Synopses & Reviews
In the bestselling tradition of
Why Nations Fail and
The Revenge of Geography, an award-winning journalist uses ten maps of crucial regions to explain the geo-political strategies of the world powers.
All leaders of nations are constrained by geography. Their choices are limited by mountains, rivers, seas, and concrete. To understand world events, news organizations and other authorities often focus on people, ideas, and political movements, but without geography, we never have the full picture. Now, in the relevant and timely Prisoners of Geography, seasoned journalist Tim Marshall examines Russia, China, the USA, Latin America, the Middle East, Africa, Europe, Japan and Korea, and Greenland and the Arctic—their weather, seas, mountains, rivers, deserts, and borders—to provide a context often missing from our political reportage: how the physical characteristics of these countries affect their strengths and vulnerabilities and the decisions made by their leaders.

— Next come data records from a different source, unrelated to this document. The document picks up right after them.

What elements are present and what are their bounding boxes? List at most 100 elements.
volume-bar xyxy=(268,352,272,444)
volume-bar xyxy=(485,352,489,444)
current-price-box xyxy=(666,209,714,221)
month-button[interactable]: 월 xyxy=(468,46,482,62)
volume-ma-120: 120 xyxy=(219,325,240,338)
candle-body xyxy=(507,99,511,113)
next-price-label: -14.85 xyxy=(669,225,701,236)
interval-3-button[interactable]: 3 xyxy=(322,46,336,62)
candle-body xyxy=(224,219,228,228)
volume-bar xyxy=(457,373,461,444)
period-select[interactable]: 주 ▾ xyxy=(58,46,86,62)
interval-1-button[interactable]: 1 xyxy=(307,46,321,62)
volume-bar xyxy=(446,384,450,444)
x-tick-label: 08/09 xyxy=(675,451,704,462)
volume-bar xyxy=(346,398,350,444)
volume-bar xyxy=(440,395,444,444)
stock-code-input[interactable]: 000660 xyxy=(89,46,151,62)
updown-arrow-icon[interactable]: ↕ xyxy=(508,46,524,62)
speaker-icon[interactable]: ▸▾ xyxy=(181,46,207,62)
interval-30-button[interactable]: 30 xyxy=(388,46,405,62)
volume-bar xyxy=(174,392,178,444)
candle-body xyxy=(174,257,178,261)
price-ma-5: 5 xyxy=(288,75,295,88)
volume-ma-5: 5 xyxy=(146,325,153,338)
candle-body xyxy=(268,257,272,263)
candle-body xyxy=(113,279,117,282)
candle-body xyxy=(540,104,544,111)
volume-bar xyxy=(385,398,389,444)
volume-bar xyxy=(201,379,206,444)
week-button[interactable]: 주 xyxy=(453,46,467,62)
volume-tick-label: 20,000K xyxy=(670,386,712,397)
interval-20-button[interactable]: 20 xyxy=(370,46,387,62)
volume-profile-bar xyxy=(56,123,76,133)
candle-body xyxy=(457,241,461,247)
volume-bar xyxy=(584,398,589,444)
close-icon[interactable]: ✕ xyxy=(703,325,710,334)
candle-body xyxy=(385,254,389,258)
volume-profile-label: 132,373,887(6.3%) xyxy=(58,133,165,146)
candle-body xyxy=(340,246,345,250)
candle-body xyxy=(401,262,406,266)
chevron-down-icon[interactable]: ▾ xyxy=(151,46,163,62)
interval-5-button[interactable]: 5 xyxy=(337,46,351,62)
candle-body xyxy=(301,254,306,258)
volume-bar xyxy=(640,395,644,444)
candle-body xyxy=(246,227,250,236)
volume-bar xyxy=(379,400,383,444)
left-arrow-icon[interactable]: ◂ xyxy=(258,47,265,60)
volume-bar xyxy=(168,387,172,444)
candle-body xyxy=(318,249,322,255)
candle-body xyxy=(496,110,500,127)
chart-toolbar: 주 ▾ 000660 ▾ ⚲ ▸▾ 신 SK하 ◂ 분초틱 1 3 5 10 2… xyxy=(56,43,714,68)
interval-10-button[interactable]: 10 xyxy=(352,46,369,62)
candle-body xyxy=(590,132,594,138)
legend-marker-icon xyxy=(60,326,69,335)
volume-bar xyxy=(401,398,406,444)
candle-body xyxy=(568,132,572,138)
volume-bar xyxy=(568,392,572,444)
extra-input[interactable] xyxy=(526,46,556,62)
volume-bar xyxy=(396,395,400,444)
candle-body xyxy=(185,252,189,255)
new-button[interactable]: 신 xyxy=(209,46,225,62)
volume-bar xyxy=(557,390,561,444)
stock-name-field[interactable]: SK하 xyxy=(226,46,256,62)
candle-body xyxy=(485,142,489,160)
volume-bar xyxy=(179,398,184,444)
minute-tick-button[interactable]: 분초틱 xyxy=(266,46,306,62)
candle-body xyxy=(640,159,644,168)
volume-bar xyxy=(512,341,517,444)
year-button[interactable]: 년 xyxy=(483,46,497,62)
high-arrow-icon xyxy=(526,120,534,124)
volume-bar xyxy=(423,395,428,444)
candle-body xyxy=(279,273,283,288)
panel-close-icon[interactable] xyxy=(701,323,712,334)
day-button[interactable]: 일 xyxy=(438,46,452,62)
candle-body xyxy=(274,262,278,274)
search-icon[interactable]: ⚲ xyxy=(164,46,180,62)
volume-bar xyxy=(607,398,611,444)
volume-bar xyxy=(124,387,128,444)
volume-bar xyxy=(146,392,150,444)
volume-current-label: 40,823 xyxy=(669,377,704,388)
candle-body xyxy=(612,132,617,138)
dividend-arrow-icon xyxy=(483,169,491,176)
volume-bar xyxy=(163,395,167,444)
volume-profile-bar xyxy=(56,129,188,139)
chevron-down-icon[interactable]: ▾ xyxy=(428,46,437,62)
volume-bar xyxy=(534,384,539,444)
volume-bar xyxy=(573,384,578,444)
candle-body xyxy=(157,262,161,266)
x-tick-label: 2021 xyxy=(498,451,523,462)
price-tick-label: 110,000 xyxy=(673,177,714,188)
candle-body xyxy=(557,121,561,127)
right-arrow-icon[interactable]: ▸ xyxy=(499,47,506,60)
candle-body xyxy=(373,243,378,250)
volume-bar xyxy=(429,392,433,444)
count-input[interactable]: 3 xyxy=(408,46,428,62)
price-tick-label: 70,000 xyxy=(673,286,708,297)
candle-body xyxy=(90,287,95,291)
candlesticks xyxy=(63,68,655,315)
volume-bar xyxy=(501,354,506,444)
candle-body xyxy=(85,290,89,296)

In ten, up-to-date maps of each region, Marshall explains in clear and engaging prose the complex geo-political strategies of these key parts of the globe. What does it mean that Russia must have a navy, but also has frozen ports six months a year? How does this affect Putins treatment of the Ukraine? How is Chinas future constrained by its geography? Why will Europe never be united? Why will America never be invaded? Shining a light on the unavoidable physical realities that shape all of our aspirations and endeavors, Prisoners of Geography is the critical guide to one of the major (and most often overlooked) determining factors in world history.
About the Author
Tim Marshall is a former foreign correspondent for Britain’s Sky News television. He is a leading authority on foreign affairs and has reported from thirty countries, including the wars in Croatia, Bosnia, Macedonia, Kosovo, Afghanistan, and Iraq. More recently he covered what he considers to be the misnamed “Arab Spring,” reporting from Tunisia, Libya, Egypt, Lebanon, and Syria. After twenty-five years of front line reporting, he now edits the website TheWhatAndTheWhy.com and lives in London.